Some sharing arrangements place the burden or risk on one person—often, the owner of the shared property—and that could be a problem. For example, if three neighbors share a lawn mower owned by David, it doesn't seem fair to expect David to bear the full cost of repairing or replacing the mower if it dies after years of shared use. In addition, if one user of David's lawnmower has a bit too much to drink and takes it for a joy ride through another neighbor's prized rose garden, David shouldn't have to pay for that.
One way to deal with worries about where the risk falls is to agree to compensate the person who bears more risk. Lawyers call this "indemnification." For example, the group sharing a lawnmower may write this in their agreement:
"We agree that if one of us causes the lawnmower to break through negligent use, that person should be responsible for repairing or replacing the lawnmower. If the lawnmower breaks and it's no one's fault, we will each chip in some money to help David pay for repairs or a replacement. If one of us is subject to liability arising from his/her negligent act or misconduct, that user shall hold harmless and indemnify David."
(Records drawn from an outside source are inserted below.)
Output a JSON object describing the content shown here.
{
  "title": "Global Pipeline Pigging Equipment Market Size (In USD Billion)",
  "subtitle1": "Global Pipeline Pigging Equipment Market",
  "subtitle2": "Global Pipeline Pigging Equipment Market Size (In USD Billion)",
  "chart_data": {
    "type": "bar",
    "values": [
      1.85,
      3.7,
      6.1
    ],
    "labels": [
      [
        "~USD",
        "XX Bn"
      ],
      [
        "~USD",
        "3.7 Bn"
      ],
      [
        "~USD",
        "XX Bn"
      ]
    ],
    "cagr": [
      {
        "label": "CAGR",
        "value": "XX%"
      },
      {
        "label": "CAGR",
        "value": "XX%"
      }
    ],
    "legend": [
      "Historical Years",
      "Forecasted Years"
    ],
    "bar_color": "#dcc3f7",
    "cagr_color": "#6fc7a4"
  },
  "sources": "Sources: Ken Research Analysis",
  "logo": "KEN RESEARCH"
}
There may also be situations where a group will not want to be held responsible for one group member's stupid or reckless acts. A group that owns property together might use language like this:
"In the event that a member is subject to liability arising from his/her negligent act or misconduct, that member shall hold harmless and indemnify the group and each of the other group members, to the extent that the amount of liability exceeds applicable insurance carried by the group."
If a risk is not entirely avoidable, a group cannot or does not want to bear the risk together, and no one's insurance currently covers the risk, the next step is to look for insurance that covers your activity or shared item. We cover particular types of insurance in Part II.
Some group structures, like LLCs or nonprofit corporations, limit the liability of individuals who are members of the group. If your sharing group is large and will face some risk of lawsuits by outsiders, it might justify investing in a group structure that provides liability protection.